You can monitor your CTOR to see whether your content actually resonates with your email subscribers. Even if CTOR is not perfect, it’s better than only tracking opens or CTR, because it adds context that helps you understand the level of engagement in your list, and it can help guide your content decisions.
Tips to improve your CTOR
Now that you understand click-to-open rate and why it’s an important metric, here are a few tips on how to make your marketing emails more engaging:
1. Keep it concise
Your audience won’t always have the time to read your entire email. A newsletter that’s two lines long can be just as effective as one that’s 6,000 words long, if not more effective. Make sure your content is high quality and highly valuable, to keep customers engaged in what you’re sending.
People read online content, like your emails, differently than books or magazines. Structure your email in easy-to-read chunks, put the most important piece of information first, use an image to grab their attention, and include valuable links to more content.
2. Focus on the customer
It’s important to remember that different customers have different needs. Segmenting your email list allows you to put together lists of people who share the same interests. By taking this extra step, you’ll be able to send targeted content that is even more valuable to each of your groups of customers maximizing the effect of your email marketing efforts.
When you’re dividing your audience into segments, make sure to remember the stage of their customer lifecycle, whether they’re a new customer or one who left something in their cart. A little extra effort when segmenting can go a long way.
3. Use dynamic content
Make sure your readers see the information that is most important to them by using dynamic content. Using the details you have collected about your recipient, you can display the right content for their interests. You can swap out images, call-to-action buttons or even whole sections of text to align with the individual looking at the email. The more the content resonates with your reader, the more likely they are to click through.
4. Have one clear call-to-action (CTA)
Customers get really confused when an email links to multiple things. Do you want them to download your eBook or check out the interesting video? Subscribe to your blog or follow you on social media?
It helps if your CTA buttons all are working towards the same goal, like driving traffic to your website or asking readers to download your eBook, but avoid pushing customers to both at one time. Asking customers to complete multiple actions will only reduce clicks.
5. Review your results
When you are analyzing your email campaign metrics, CTOR is one way to gauge how effective or valuable your email content appears to customers. If you see high open rates, but low CTOR rates, this indicates that you nailed the subject line, but left more to be desired on your offer or the copy within your email.
However, tracking the other metrics as well helps to find a balance between a perfect email open rate and click-to-open rate.
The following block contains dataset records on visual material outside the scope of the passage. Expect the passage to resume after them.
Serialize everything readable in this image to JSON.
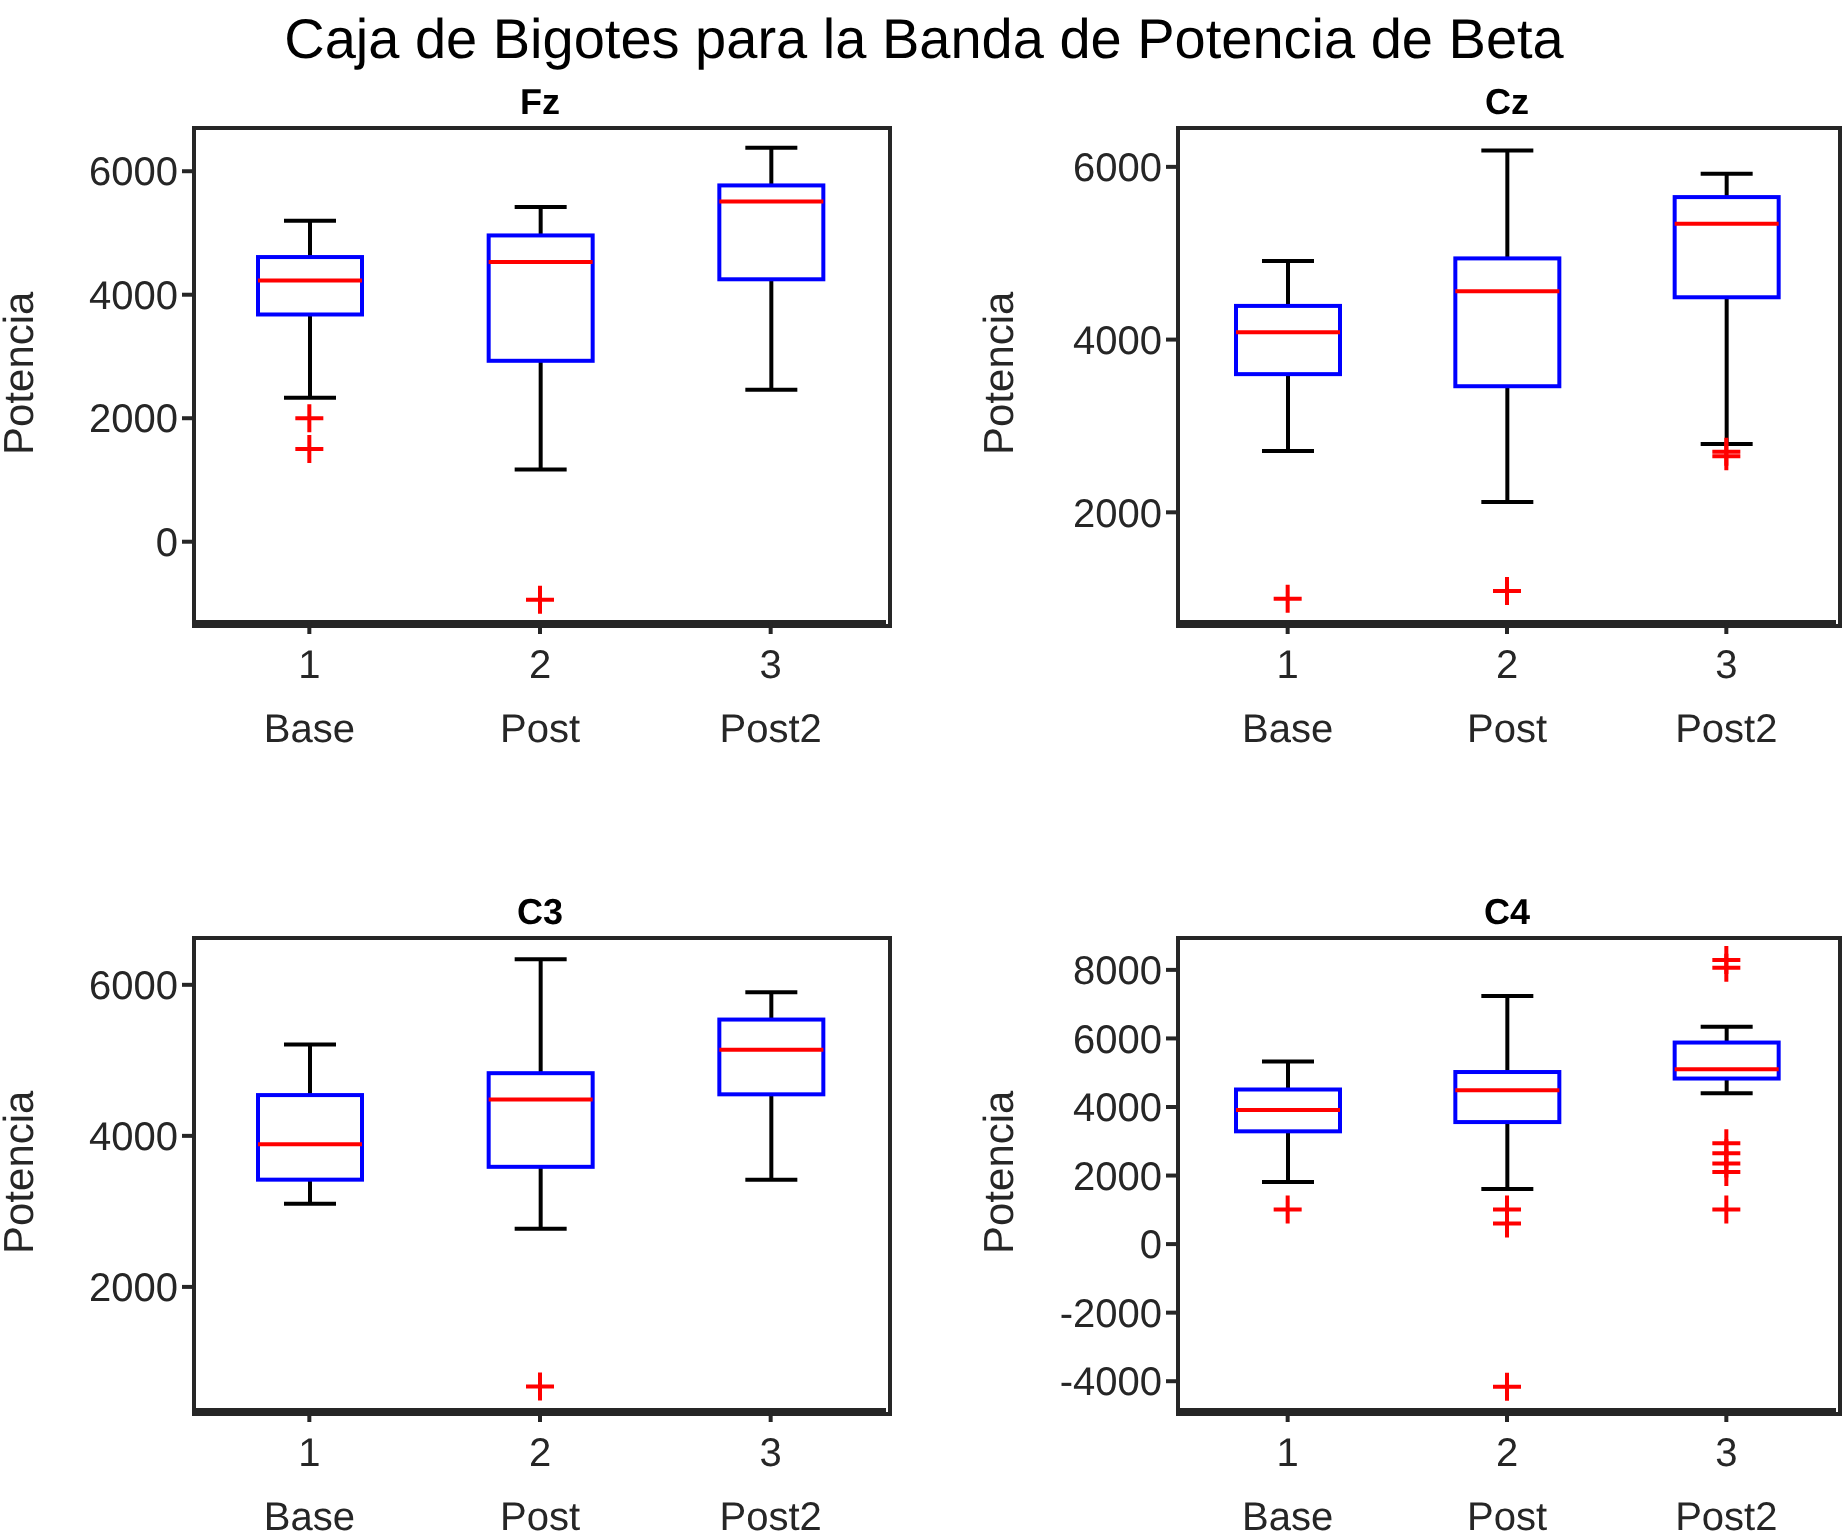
{
  "chart_data": [
    {
      "type": "box",
      "title": "Fz",
      "annotations": [
        "Caja de Bigotes para la Banda de Potencia de Beta"
      ],
      "ylabel": "Potencia",
      "categories": [
        "1\nBase",
        "2\nPost",
        "3\nPost2"
      ],
      "ylim": [
        -1300,
        6700
      ],
      "yticks": [
        0,
        2000,
        4000,
        6000
      ],
      "grid": false,
      "legend": false,
      "series": [
        {
          "color": "#0000ff",
          "boxes": [
            {
              "low": 2330,
              "q1": 3680,
              "median": 4230,
              "q3": 4610,
              "high": 5200,
              "outliers": [
                2000,
                1500
              ]
            },
            {
              "low": 1170,
              "q1": 2930,
              "median": 4530,
              "q3": 4960,
              "high": 5420,
              "outliers": [
                -940
              ]
            },
            {
              "low": 2460,
              "q1": 4250,
              "median": 5510,
              "q3": 5770,
              "high": 6380
            }
          ]
        }
      ]
    },
    {
      "type": "box",
      "title": "Cz",
      "ylabel": "Potencia",
      "categories": [
        "1\nBase",
        "2\nPost",
        "3\nPost2"
      ],
      "ylim": [
        730,
        6450
      ],
      "yticks": [
        2000,
        4000,
        6000
      ],
      "grid": false,
      "legend": false,
      "series": [
        {
          "color": "#0000ff",
          "boxes": [
            {
              "low": 2710,
              "q1": 3600,
              "median": 4085,
              "q3": 4390,
              "high": 4910,
              "outliers": [
                1000
              ]
            },
            {
              "low": 2120,
              "q1": 3460,
              "median": 4560,
              "q3": 4940,
              "high": 6190,
              "outliers": [
                1090
              ]
            },
            {
              "low": 2790,
              "q1": 4490,
              "median": 5340,
              "q3": 5650,
              "high": 5920,
              "outliers": [
                2700,
                2650
              ]
            }
          ]
        }
      ]
    },
    {
      "type": "box",
      "title": "C3",
      "ylabel": "Potencia",
      "categories": [
        "1\nBase",
        "2\nPost",
        "3\nPost2"
      ],
      "ylim": [
        370,
        6620
      ],
      "yticks": [
        2000,
        4000,
        6000
      ],
      "grid": false,
      "legend": false,
      "series": [
        {
          "color": "#0000ff",
          "boxes": [
            {
              "low": 3100,
              "q1": 3420,
              "median": 3890,
              "q3": 4540,
              "high": 5210
            },
            {
              "low": 2770,
              "q1": 3590,
              "median": 4480,
              "q3": 4830,
              "high": 6340,
              "outliers": [
                680
              ]
            },
            {
              "low": 3420,
              "q1": 4550,
              "median": 5140,
              "q3": 5540,
              "high": 5900
            }
          ]
        }
      ]
    },
    {
      "type": "box",
      "title": "C4",
      "ylabel": "Potencia",
      "categories": [
        "1\nBase",
        "2\nPost",
        "3\nPost2"
      ],
      "ylim": [
        -4840,
        8930
      ],
      "yticks": [
        -4000,
        -2000,
        0,
        2000,
        4000,
        6000,
        8000
      ],
      "grid": false,
      "legend": false,
      "series": [
        {
          "color": "#0000ff",
          "boxes": [
            {
              "low": 1810,
              "q1": 3290,
              "median": 3910,
              "q3": 4510,
              "high": 5330,
              "outliers": [
                1010
              ]
            },
            {
              "low": 1610,
              "q1": 3560,
              "median": 4490,
              "q3": 5020,
              "high": 7240,
              "outliers": [
                1010,
                600,
                -4160
              ]
            },
            {
              "low": 4400,
              "q1": 4830,
              "median": 5100,
              "q3": 5880,
              "high": 6340,
              "outliers": [
                8290,
                8060,
                2940,
                2650,
                2350,
                2100,
                1010
              ]
            }
          ]
        }
      ]
    }
  ]
}
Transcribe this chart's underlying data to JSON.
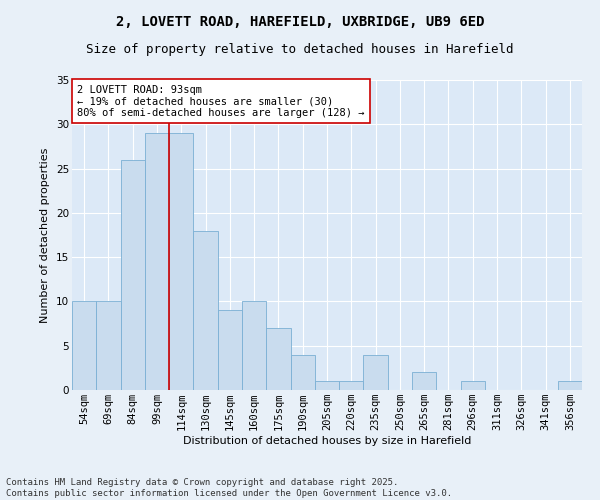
{
  "title1": "2, LOVETT ROAD, HAREFIELD, UXBRIDGE, UB9 6ED",
  "title2": "Size of property relative to detached houses in Harefield",
  "xlabel": "Distribution of detached houses by size in Harefield",
  "ylabel": "Number of detached properties",
  "categories": [
    "54sqm",
    "69sqm",
    "84sqm",
    "99sqm",
    "114sqm",
    "130sqm",
    "145sqm",
    "160sqm",
    "175sqm",
    "190sqm",
    "205sqm",
    "220sqm",
    "235sqm",
    "250sqm",
    "265sqm",
    "281sqm",
    "296sqm",
    "311sqm",
    "326sqm",
    "341sqm",
    "356sqm"
  ],
  "values": [
    10,
    10,
    26,
    29,
    29,
    18,
    9,
    10,
    7,
    4,
    1,
    1,
    4,
    0,
    2,
    0,
    1,
    0,
    0,
    0,
    1
  ],
  "bar_color": "#c9dcee",
  "bar_edge_color": "#7aafd4",
  "background_color": "#dce9f7",
  "fig_background_color": "#e8f0f8",
  "grid_color": "#ffffff",
  "vline_x": 3.5,
  "vline_color": "#cc0000",
  "annotation_text": "2 LOVETT ROAD: 93sqm\n← 19% of detached houses are smaller (30)\n80% of semi-detached houses are larger (128) →",
  "annotation_box_color": "#ffffff",
  "annotation_box_edge": "#cc0000",
  "ylim": [
    0,
    35
  ],
  "yticks": [
    0,
    5,
    10,
    15,
    20,
    25,
    30,
    35
  ],
  "footnote": "Contains HM Land Registry data © Crown copyright and database right 2025.\nContains public sector information licensed under the Open Government Licence v3.0.",
  "title_fontsize": 10,
  "subtitle_fontsize": 9,
  "axis_label_fontsize": 8,
  "tick_fontsize": 7.5,
  "annotation_fontsize": 7.5,
  "footnote_fontsize": 6.5
}
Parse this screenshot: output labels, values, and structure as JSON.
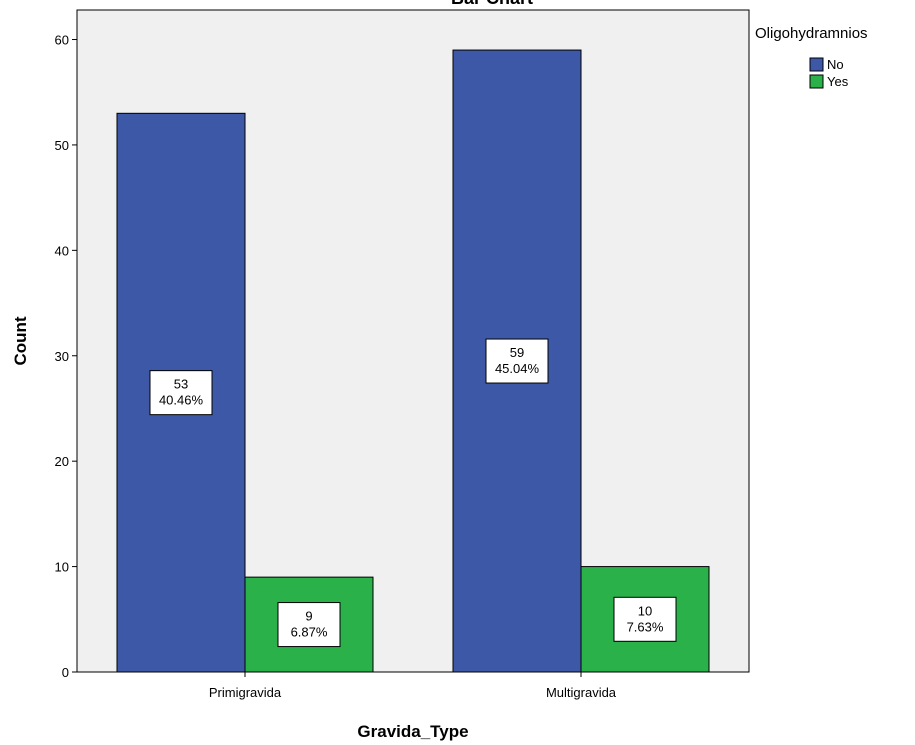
{
  "chart_data": {
    "type": "bar",
    "title": "Bar Chart",
    "xlabel": "Gravida_Type",
    "ylabel": "Count",
    "ylim": [
      0,
      62.8
    ],
    "yticks": [
      0,
      10,
      20,
      30,
      40,
      50,
      60
    ],
    "categories": [
      "Primigravida",
      "Multigravida"
    ],
    "legend": {
      "title": "Oligohydramnios",
      "placement": "right"
    },
    "series": [
      {
        "name": "No",
        "color": "#3e58a8",
        "values": [
          53,
          59
        ],
        "labels": [
          [
            "53",
            "40.46%"
          ],
          [
            "59",
            "45.04%"
          ]
        ]
      },
      {
        "name": "Yes",
        "color": "#2bb14a",
        "values": [
          9,
          10
        ],
        "labels": [
          [
            "9",
            "6.87%"
          ],
          [
            "10",
            "7.63%"
          ]
        ]
      }
    ],
    "background": "#f0f0f0",
    "grid": false
  }
}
Each metric has merit, so strive for both.
Is email marketing really worth your time?
To really be in control of your marketing, it’s crucial that you know how to interpret the results of your email campaigns.
Constant Contact provides easy-to-read reports and email metrics that help you track your marketing success in real-time.
Start by taking a look at the open rates and click-through rates of your latest email campaigns. Then, compare your results with averages in your industry. Constant Contact Industry Average Benchmarking Report makes it easy for you to see how your campaigns stack up against others in your industry in terms of overall email engagement.
Use smart marketing metrics to guide your email marketing strategy
Email metrics are essential to make sure you’re on track towards the goals you’ve set. Use your email insights and reporting to know what’s working well and what needs improvement. Remember, your emails and subscribers aren’t static, so keep experimenting to find what works best. Knowing what works and what saves time, effort, and money in the future, so get excited about email metrics that guide your way to successful email marketing!